La participación estadounidense en la revolución nicaragüense ha sido ampliamente documentada, no tanto como en el caso de El Salvador a cuyo Ejército el gobierno norteamericano destinaba un millón de dólares diario para eliminar la amenaza guerrillera o subversiva, según la óptica con la que se mire.
A pesar de enfrentarse a la primera potencia mundial, la guerrilla efemelinista logró hacerse con el control de parte del Norte del país, una zona mayoritariamente rural. Y fue, precisamente, en estas áreas donde los ataques indiscriminados contra la población civil eran más frecuentes.
Bajo la táctica militar de “tierra arrasada”, el Ejército salvadoreño cometió innumerables masacres en las que perecieron campesinos, mujeres, niños y ancianos que vivían en la más absoluta indefensión. Una de las masacres más mencionadas es la del Mozote, en la que miembros del Batallón Atlacatl ejecutaron de forma sumaria a más de 1.000 personas, la mayoría mujeres y niños. Estos últimos fueron concentrados en la iglesia del pueblo y quemados vivos.
Niños como botín de guerra
El objetivo del Ejército era impedir que la población ofreciera cualquier tipo de apoyo a los guerrilleros que vivían en las montañas. Por ello, la población civil se convirtió en objetivo militar, incluidos los niños, a quienes los soldados veían como posibles guerrilleros.
En consecuencia, la desaparición forzada de niños y niñas se convirtió en una práctica sistemática del Ejército salvadoreño. Desde el año 1994, la Asociación Pro-Búsqueda trabaja para localizar a todos aquellos niños que fueron violentamente separados de sus familias. Hasta la fecha, la entidad tiene registrados casi 800 casos de desapariciones forzadas de niños y niñas durante la guerra.
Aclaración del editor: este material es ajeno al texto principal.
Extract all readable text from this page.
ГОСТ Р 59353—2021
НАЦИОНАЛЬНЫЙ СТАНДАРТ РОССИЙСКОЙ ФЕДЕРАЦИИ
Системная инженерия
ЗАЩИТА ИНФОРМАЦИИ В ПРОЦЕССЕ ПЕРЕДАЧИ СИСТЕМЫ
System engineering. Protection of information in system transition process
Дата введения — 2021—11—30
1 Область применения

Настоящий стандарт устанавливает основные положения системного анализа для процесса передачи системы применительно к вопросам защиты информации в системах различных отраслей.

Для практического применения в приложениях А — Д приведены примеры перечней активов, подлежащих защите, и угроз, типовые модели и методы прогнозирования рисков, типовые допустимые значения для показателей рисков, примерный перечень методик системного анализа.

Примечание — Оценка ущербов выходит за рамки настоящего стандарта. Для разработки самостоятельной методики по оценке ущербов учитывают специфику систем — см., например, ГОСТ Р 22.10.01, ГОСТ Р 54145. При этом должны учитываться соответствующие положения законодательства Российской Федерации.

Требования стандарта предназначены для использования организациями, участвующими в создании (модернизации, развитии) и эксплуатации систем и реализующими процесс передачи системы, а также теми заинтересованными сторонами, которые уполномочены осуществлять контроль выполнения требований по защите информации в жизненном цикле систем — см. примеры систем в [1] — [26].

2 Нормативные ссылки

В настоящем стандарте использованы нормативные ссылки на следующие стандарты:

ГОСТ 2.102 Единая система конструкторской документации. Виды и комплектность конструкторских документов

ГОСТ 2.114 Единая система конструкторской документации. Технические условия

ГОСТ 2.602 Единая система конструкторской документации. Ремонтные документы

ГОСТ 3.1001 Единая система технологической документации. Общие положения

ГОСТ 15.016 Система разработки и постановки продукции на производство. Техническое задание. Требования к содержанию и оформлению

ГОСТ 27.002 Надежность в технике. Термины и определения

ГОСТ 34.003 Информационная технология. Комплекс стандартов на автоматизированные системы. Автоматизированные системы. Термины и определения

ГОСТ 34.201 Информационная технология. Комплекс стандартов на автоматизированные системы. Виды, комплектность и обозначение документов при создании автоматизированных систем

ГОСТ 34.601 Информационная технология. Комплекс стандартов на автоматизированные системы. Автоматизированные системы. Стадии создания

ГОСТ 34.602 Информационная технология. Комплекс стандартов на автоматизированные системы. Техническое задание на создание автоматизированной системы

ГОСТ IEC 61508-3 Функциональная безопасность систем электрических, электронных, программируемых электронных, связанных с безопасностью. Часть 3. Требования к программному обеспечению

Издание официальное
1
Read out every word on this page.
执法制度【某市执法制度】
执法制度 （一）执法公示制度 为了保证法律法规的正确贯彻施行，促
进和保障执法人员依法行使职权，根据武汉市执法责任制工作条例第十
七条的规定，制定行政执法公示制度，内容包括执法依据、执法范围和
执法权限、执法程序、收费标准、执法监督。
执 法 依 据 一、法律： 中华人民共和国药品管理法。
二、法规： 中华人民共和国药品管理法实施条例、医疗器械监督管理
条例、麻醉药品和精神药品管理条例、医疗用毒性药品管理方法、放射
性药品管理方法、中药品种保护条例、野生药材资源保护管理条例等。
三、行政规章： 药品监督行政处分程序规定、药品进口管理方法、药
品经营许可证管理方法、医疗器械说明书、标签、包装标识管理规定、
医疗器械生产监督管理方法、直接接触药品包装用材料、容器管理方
En algunos casos los soldados literalmente arrancaban a los niños de los brazos de sus padres e, incluso, se llevaron a niños que habían sobrevivido a masacres. Otras veces, los niños se separaban involuntariamente de sus padres cuando éstos huían de los combates.
Se considera que el Ejército salvadoreño es responsable del 52% de los casos de desaparición forzada de niños y niñas durante la guerra. También al FMLN se le atribuyen el 8% de los casos.
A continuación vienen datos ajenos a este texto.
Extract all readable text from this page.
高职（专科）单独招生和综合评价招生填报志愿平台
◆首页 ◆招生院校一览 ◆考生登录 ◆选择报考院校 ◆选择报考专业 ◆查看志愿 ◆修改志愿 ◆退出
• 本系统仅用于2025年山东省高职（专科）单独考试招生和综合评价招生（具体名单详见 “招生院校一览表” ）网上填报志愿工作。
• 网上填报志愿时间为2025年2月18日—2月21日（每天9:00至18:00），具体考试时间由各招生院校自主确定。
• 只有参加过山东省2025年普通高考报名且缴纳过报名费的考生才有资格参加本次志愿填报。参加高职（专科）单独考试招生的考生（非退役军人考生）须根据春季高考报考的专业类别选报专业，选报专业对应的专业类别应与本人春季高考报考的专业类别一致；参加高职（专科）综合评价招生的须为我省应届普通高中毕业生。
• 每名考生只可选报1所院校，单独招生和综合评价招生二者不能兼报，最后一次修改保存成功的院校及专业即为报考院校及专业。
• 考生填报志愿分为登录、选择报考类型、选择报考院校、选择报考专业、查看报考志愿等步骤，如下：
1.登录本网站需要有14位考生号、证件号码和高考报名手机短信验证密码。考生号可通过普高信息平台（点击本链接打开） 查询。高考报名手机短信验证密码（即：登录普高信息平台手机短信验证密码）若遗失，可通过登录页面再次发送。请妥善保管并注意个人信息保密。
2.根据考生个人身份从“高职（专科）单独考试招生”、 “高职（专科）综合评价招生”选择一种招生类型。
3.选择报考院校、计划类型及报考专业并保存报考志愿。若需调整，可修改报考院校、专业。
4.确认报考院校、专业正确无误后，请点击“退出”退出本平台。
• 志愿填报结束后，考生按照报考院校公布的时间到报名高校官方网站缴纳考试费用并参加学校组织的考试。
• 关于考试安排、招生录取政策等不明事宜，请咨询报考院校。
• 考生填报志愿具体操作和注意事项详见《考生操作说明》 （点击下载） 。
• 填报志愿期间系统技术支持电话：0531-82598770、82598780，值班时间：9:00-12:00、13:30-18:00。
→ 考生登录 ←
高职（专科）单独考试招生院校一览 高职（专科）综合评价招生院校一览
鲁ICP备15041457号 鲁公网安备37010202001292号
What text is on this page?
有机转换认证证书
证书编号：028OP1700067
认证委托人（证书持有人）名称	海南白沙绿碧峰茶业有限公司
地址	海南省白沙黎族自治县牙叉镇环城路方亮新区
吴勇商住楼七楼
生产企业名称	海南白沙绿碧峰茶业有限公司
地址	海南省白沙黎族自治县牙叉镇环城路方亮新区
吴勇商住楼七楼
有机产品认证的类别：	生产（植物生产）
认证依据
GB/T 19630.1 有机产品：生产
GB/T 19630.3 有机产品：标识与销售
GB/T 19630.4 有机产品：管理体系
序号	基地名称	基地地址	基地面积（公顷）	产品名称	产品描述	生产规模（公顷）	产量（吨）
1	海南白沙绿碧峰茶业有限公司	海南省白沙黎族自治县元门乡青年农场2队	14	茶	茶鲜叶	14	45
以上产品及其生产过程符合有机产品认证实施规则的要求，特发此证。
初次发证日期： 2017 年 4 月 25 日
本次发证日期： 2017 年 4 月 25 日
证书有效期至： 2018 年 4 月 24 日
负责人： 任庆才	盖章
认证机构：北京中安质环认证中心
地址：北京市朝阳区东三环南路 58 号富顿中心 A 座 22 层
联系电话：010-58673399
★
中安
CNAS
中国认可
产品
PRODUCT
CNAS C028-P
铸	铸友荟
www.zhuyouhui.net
En cuanto a la guerrilla, algunos dirigentes obligaban a los padres a separarse de sus hijos para que se reincorporaran al combate o para usar a los niños en las denominadas “casas de seguridad” que tenían en las ciudades. En estas casas se solían realizar actividades clandestinas (propaganda política, tareas de logística…) pero se ofrecía la imagen normal de una familia típica. Cuando la casa era descubierta, los integrantes del comando eran detenidos y normalmente desaparecidos o asesinados y los niños pasaban a manos de las autoridades.
El destino de los niños desaparecidos fue diverso. Algunos fueron dados en adopción de forma ilícita, otros fueron “vendidos” a familias extranjeras y los menos afortunados, acabaron en orfanatos o centros de acogida. Otros pocos vivieron incluso en instalaciones militares, mientras que algunos fueron simplemente abandonados a su suerte.
Hay que destacar que la gran mayoría de los niños desparecidos era menor de siete años.
Aunque parezca difícil por el tiempo transcurrido, la Asociación Pro-Búsqueda ha logrado resolver 333 casos, permitiendo el reencuentro de los niños desaparecidos (ahora jóvenes) con sus familias biológicas. Recuperan también parte de la identidad que les fue arrebatada por la guerra y encuentran la respuesta a muchas de las preguntas que siempre les han acompañado.
Tras las palabras “desaparición forzada” se encuentran historias de dolor, desarraigo, pérdida de identidad y heridas que, sólo tras el reencuentro, pueden empezar a sanar.
La reconciliación de una sociedad tras una guerra no es tarea fácil, sólo hace falta ver cuánto nos ha costado en España aprobar una Ley de Memoria Histórica y en los términos en los que se ha hecho. Pero queda claro que no hay reconciliación posible sin justicia y no hay justicia sin verdad y sin reparación.